NON À LA DÉCENTRALISATION DE L’ORIENTATION SCOLAIRE

 

Nous voulons le maintien et le renforcement d’un véritable service public d’orientation de et dans l’éducation nationale, au service premier de tous les élèves et de leur famille ! Or, via ses projets de loi, ce gouvernement organise sa disparition.

Les jeunes scolarisés ne sont pas des adultes en miniature ! Il faut donc préserver la spécificité de l’orientation scolaire et professionnelle des élèves. En quoi la mise en place d’un service territorialisé, prétendument public, différent d’une région à l’autre, dédié à toutes les catégories de publics et mélangeant organismes publics et privés par le biais de labellisations / externalisations, serait-elle mieux adaptée aux besoins des élèves et de leur famille que l’actuel service public d’orientation de l’Education Nationale ?

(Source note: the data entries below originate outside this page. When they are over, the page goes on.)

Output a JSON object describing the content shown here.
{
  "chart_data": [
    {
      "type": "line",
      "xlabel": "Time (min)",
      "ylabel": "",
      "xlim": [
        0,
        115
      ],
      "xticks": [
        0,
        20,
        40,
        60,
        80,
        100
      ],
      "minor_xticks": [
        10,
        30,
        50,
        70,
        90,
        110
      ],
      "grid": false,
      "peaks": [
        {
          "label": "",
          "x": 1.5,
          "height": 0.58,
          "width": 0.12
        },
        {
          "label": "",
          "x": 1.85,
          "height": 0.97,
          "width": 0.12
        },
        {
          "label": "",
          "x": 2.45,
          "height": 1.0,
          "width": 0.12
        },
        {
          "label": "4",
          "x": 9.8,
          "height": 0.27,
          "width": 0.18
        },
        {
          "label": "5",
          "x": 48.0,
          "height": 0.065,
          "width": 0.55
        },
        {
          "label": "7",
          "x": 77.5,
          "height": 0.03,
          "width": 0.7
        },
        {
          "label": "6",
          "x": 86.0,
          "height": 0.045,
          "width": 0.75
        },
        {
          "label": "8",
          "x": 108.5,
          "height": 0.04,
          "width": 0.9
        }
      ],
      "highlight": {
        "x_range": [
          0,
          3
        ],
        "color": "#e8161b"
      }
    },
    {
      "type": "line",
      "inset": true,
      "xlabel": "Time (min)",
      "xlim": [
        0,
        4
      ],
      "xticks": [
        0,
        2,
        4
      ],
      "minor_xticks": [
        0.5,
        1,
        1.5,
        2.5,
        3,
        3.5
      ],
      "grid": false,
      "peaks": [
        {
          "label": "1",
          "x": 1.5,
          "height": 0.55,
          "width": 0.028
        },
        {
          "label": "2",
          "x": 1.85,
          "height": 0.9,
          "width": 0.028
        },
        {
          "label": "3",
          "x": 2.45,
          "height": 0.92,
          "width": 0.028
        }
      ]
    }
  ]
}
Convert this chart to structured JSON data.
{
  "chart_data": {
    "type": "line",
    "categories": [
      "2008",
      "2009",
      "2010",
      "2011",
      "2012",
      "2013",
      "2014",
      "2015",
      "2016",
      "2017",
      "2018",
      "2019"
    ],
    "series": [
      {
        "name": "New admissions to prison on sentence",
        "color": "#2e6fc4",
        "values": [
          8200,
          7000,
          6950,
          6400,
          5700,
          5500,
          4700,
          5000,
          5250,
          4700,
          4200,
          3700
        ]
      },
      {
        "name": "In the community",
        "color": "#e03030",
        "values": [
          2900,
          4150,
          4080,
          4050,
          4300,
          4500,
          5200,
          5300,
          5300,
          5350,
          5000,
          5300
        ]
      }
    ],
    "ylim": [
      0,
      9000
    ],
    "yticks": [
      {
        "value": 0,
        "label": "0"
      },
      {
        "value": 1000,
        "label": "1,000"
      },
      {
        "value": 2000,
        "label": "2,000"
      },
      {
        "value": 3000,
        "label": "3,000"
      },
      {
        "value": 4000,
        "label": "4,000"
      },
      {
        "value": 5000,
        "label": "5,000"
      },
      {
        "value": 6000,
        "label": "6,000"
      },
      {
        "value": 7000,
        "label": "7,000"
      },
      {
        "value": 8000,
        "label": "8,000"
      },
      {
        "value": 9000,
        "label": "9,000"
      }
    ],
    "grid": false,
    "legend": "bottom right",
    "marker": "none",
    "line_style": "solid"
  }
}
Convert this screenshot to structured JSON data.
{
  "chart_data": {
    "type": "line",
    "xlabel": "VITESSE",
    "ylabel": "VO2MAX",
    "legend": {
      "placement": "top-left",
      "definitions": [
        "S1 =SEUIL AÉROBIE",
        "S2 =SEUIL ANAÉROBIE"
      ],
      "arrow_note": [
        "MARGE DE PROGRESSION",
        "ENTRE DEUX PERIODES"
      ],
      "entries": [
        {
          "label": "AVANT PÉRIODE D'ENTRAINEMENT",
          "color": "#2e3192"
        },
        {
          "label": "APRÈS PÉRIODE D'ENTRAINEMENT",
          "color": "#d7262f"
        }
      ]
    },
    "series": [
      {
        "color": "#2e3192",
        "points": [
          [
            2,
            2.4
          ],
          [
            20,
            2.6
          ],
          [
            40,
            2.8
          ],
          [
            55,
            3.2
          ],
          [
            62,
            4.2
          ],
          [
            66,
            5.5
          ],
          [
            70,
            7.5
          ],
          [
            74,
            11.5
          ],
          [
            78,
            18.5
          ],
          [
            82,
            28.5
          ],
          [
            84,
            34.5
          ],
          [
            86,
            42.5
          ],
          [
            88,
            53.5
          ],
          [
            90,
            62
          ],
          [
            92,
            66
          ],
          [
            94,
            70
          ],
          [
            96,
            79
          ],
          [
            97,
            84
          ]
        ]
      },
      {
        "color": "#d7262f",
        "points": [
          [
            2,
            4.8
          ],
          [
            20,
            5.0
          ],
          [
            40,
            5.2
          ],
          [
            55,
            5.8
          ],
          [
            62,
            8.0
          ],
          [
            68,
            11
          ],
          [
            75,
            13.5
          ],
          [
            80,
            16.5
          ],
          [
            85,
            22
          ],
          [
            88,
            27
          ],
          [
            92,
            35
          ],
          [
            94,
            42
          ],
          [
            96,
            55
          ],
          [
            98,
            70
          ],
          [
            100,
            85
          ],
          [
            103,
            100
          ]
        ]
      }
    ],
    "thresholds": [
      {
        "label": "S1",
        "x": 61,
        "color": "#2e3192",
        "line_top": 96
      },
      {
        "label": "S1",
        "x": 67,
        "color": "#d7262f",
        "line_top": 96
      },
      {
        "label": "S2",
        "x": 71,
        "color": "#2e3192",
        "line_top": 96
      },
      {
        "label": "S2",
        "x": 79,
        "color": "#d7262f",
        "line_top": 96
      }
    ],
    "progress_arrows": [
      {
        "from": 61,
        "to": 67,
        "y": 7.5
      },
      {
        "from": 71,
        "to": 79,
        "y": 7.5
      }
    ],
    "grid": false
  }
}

NON au transfert des CIO et de leurs missions aux régions.

C’est la conception même de l’orientation scolaire qui est en jeu ! Rabattue sur l’information, assujettie à l’insertion professionnelle, elle correspond à l’idéologie d’une école conçue de plus en plus ouvertement comme une fabrique « de chair à patrons »

NON au transfert des personnels.

DCIO, COP, personnels administratifs : tous doivent demeurer fonctionnaires de l’Éducation Nationale et être nommés en CIO, SAIO ou DRONISEP, sans mise sous tutelle de la Région.

Décentralisation : L’enseignement professionnel en LP dévoyé

L’ouverture et la fermeture des sections de formation arrêtées par la Région, c’est livrer le service public au bon vouloir des entreprises du bassin d’emploi.
- Appauvrissement de la carte des formations
- Inégalités entre les Régions
- Suppression de postes et fermetures de sections, de LP / ou transformation en CFA
- Vœux d’orientation des élèves non respectés

L’école primaire n’échappe pas elle non plus à la territorialisation !

Sous couvert de nouveaux rythmes scolaires, une partie du temps scolaire serait définie et financée localement, au travers des Projets Educatifs Territoriaux.

La Refondation Peillon, ce n’est pas celle que nous voulons !

 

En grève le 31 janvier, tous à Paris le 8 février !

- Le jeudi 31 janvier, avec toute la fonction publique, les personnels d’orientation sont appelés à la grève par le SNES, la CGT éduc’action et SUD éducation. C’est la première étape d’une mobilisation de plus grande ampleur qu’il faut construire sur le terrain, à la base, dans des assemblées générales de personnels.

- Le vendredi 8 février, à l’appel des mêmes organisations, toutes et tous à Paris – en grève pour ce faire si nécessaire ! - pour signifier à la ministre en charge de « l’acte III de la décentralisation » notre refus de la décentralisation de l’orientation scolaire.